Workers in sedentary or inactive roles may also need short exercise breaks, to help metabolise the chemicals that the body produces under stress.

“When we live in a state of constant fear it foods the body with glucose, cholesterol, adrenaline and noradrenaline. If all that stuff hangs around in the blood it will start doing long-term damage, so people need exercise to minimise what’s going on.”

The situation doesn’t call for a prolonged or strenuous workout, however. Polychronopoulos suggests a short, brisk walk, or climbing a fight of stairs.

Health and safety tends to focus on hazards and worst-case scenarios, but the best way to help workers deal with fear is to discourage long discussions about quake-related problems and reinforce the message that they are safe, she says.

“What we say to people directly impacts us. There is scientific proof that the things we say influence how our brain perceives our situation – our brains literally obey what we tell them.”

People need to start rewriting their own stories, she says, telling themselves – preferably out loud – that they are safe and are going to sleep well all night.

“Start changing what’s happening in your body by changing what’s happening in your mind. If you speak positively instead of discussing your fears you will change your thought process and create a more calm state.
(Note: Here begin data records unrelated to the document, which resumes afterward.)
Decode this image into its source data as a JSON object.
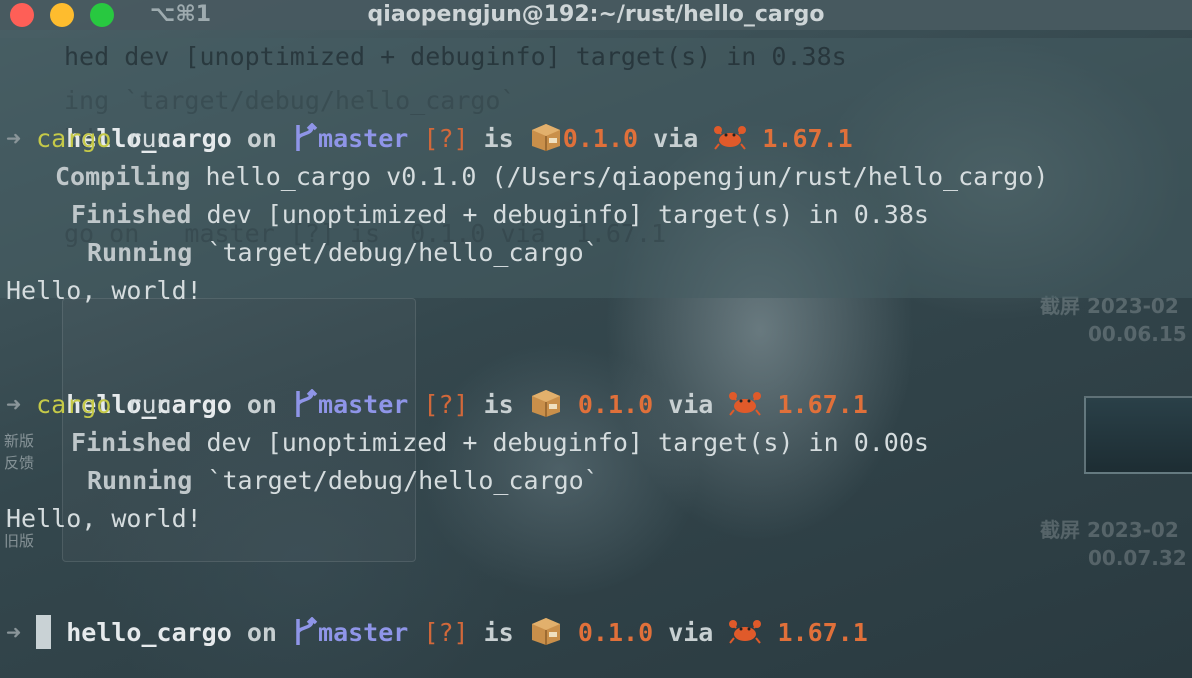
{
  "window": {
    "title": "qiaopengjun@192:~/rust/hello_cargo",
    "tab_shortcut": "⌥⌘1"
  },
  "background_terminal": {
    "line1": "hed dev [unoptimized + debuginfo] target(s) in 0.38s",
    "line2": "ing `target/debug/hello_cargo`",
    "line3": "ld!",
    "line4": "go on   master [?] is  0.1.0 via  1.67.1"
  },
  "desktop": {
    "screenshot1_label": "截屏 2023-02",
    "screenshot1_time": "00.06.15",
    "screenshot2_label": "截屏 2023-02",
    "screenshot2_time": "00.07.32",
    "side_label_new": "新版",
    "side_label_feedback": "反馈",
    "side_label_old": "旧版"
  },
  "prompt": {
    "dir": "hello_cargo",
    "on": "on",
    "branch": "master",
    "status": "[?]",
    "is": "is",
    "version": "0.1.0",
    "via": "via",
    "rust_version": "1.67.1",
    "arrow": "➜"
  },
  "session": [
    {
      "command": "cargo",
      "command_arg": "run",
      "output": [
        {
          "label": "Compiling",
          "text": "hello_cargo v0.1.0 (/Users/qiaopengjun/rust/hello_cargo)"
        },
        {
          "label": "Finished",
          "text": "dev [unoptimized + debuginfo] target(s) in 0.38s"
        },
        {
          "label": "Running",
          "text": "`target/debug/hello_cargo`"
        }
      ],
      "program_output": "Hello, world!"
    },
    {
      "command": "cargo",
      "command_arg": "run",
      "output": [
        {
          "label": "Finished",
          "text": "dev [unoptimized + debuginfo] target(s) in 0.00s"
        },
        {
          "label": "Running",
          "text": "`target/debug/hello_cargo`"
        }
      ],
      "program_output": "Hello, world!"
    }
  ],
  "colors": {
    "branch": "#8f95e8",
    "version": "#e0703a",
    "command": "#c5c948",
    "status": "#d2683a"
  },
  "icons": {
    "git_branch": "git-branch-icon",
    "package": "package-icon",
    "rust": "crab-icon"
  }
}
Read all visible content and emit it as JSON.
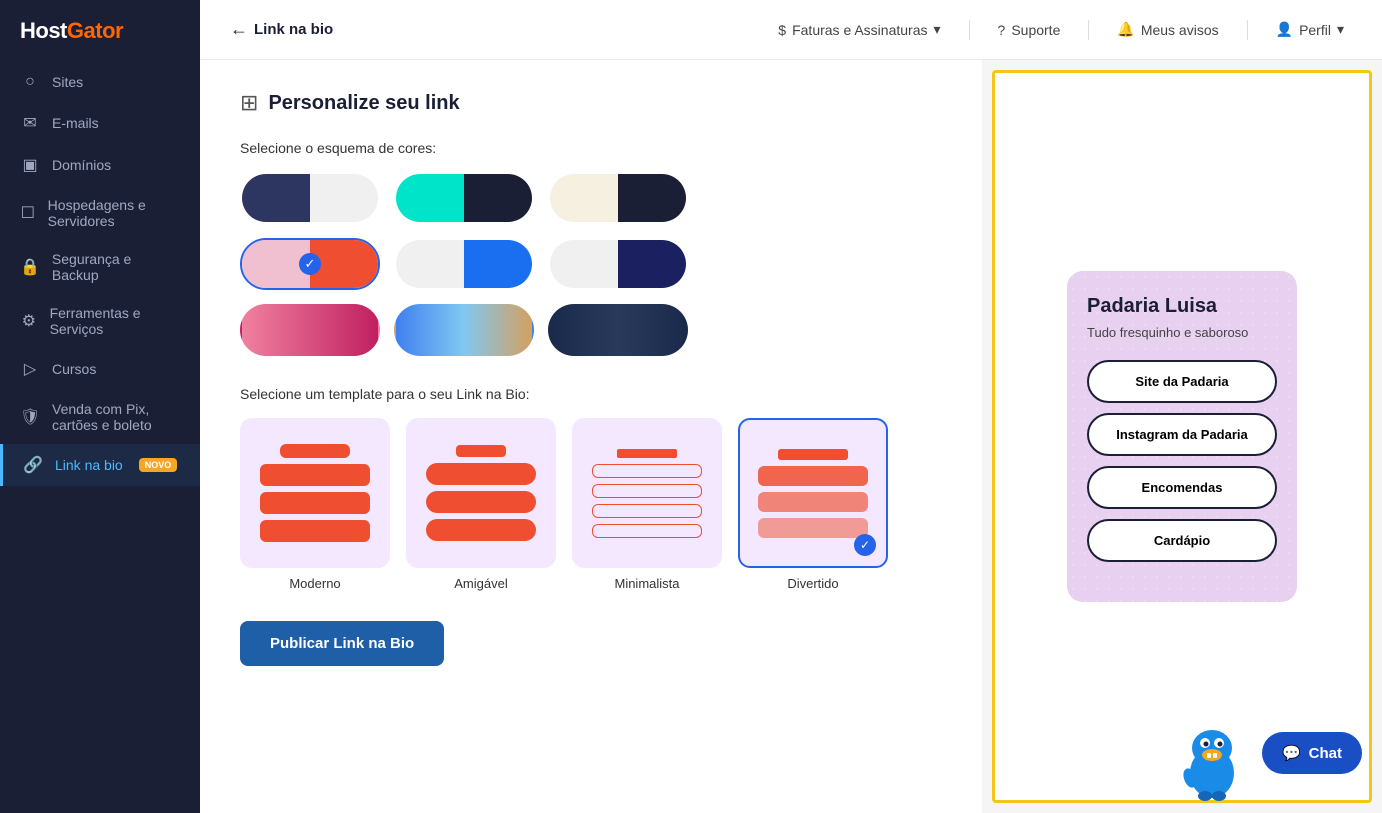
{
  "sidebar": {
    "logo": "HostGator",
    "items": [
      {
        "id": "sites",
        "label": "Sites",
        "icon": "⊕"
      },
      {
        "id": "emails",
        "label": "E-mails",
        "icon": "✉"
      },
      {
        "id": "dominios",
        "label": "Domínios",
        "icon": "⬛"
      },
      {
        "id": "hospedagens",
        "label": "Hospedagens e Servidores",
        "icon": "⬜"
      },
      {
        "id": "seguranca",
        "label": "Segurança e Backup",
        "icon": "🔒"
      },
      {
        "id": "ferramentas",
        "label": "Ferramentas e Serviços",
        "icon": "⚙"
      },
      {
        "id": "cursos",
        "label": "Cursos",
        "icon": "▷"
      },
      {
        "id": "venda",
        "label": "Venda com Pix, cartões e boleto",
        "icon": "🛡"
      },
      {
        "id": "linkbio",
        "label": "Link na bio",
        "icon": "🔗",
        "active": true,
        "badge": "NOVO"
      }
    ]
  },
  "topbar": {
    "back_label": "Link na bio",
    "faturas_label": "Faturas e Assinaturas",
    "suporte_label": "Suporte",
    "avisos_label": "Meus avisos",
    "perfil_label": "Perfil"
  },
  "page": {
    "icon": "⊞",
    "title": "Personalize seu link",
    "color_section_label": "Selecione o esquema de cores:",
    "template_section_label": "Selecione um template para o seu Link na Bio:",
    "publish_btn": "Publicar Link na Bio"
  },
  "color_swatches": [
    {
      "id": "dark-teal",
      "left": "#2d3561",
      "right": "#f0f0f0",
      "selected": false
    },
    {
      "id": "cyan-dark",
      "left": "#00e5c9",
      "right": "#1a1f36",
      "selected": false
    },
    {
      "id": "cream-dark",
      "left": "#f5f0e0",
      "right": "#1a1f36",
      "selected": false
    },
    {
      "id": "pink-orange",
      "left": "#f0c0d0",
      "right": "#f04e30",
      "selected": true
    },
    {
      "id": "white-blue",
      "left": "#f0f0f0",
      "right": "#1a6ef0",
      "selected": false
    },
    {
      "id": "white-navy",
      "left": "#f0f0f0",
      "right": "#1a2060",
      "selected": false
    },
    {
      "id": "pink-red",
      "left": "#f080a0",
      "right": "#c02060",
      "selected": false
    },
    {
      "id": "gradient-blue",
      "left": "#4080f0",
      "right": "#80c0f0",
      "selected": false
    },
    {
      "id": "dark-gradient",
      "left": "#1a2a4a",
      "right": "#2a3a5a",
      "selected": false
    }
  ],
  "templates": [
    {
      "id": "moderno",
      "label": "Moderno",
      "selected": false
    },
    {
      "id": "amigavel",
      "label": "Amigável",
      "selected": false
    },
    {
      "id": "minimalista",
      "label": "Minimalista",
      "selected": false
    },
    {
      "id": "divertido",
      "label": "Divertido",
      "selected": true
    }
  ],
  "preview": {
    "name": "Padaria Luisa",
    "description": "Tudo fresquinho e saboroso",
    "buttons": [
      "Site da Padaria",
      "Instagram da Padaria",
      "Encomendas",
      "Cardápio"
    ]
  },
  "chat": {
    "label": "Chat"
  }
}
“This isn’t airy-fairy stuff – it’s neuro-science, the science of the brain.”

Food for moods

Food also plays an important role in shaping mood. People who are not sleeping well are likely to feel unusually hungry because they are producing less leptin, an appetite suppressing hormone that is released during sleep. Choosing the right foods to satisfy this hunger is especially important, however, because levels of serotonin, the so-called happy hormone, also fall when sleep is disturbed. Foods that will boost serotonin levels include leafy green vegetables, cocoa, cashew nuts and goji berries.

“You want foods that are high in tryptophan. Raw foods are good too – don’t cook the life out of your food.”

Polychronopoulos is concerned that Christchurch doctors may be prescribing sleeping pills, antidepressants and anti-anxiety medication – all of which impact adversely on sleep patterns – without considering the alternatives.

“It’s important to look at the way we eat, the way we move our bodies, the way we think, and the way we sleep.

“Do that first and, if necessary, then look at prescription medication. There will be situations where it is required, but please don’t make it the first option.”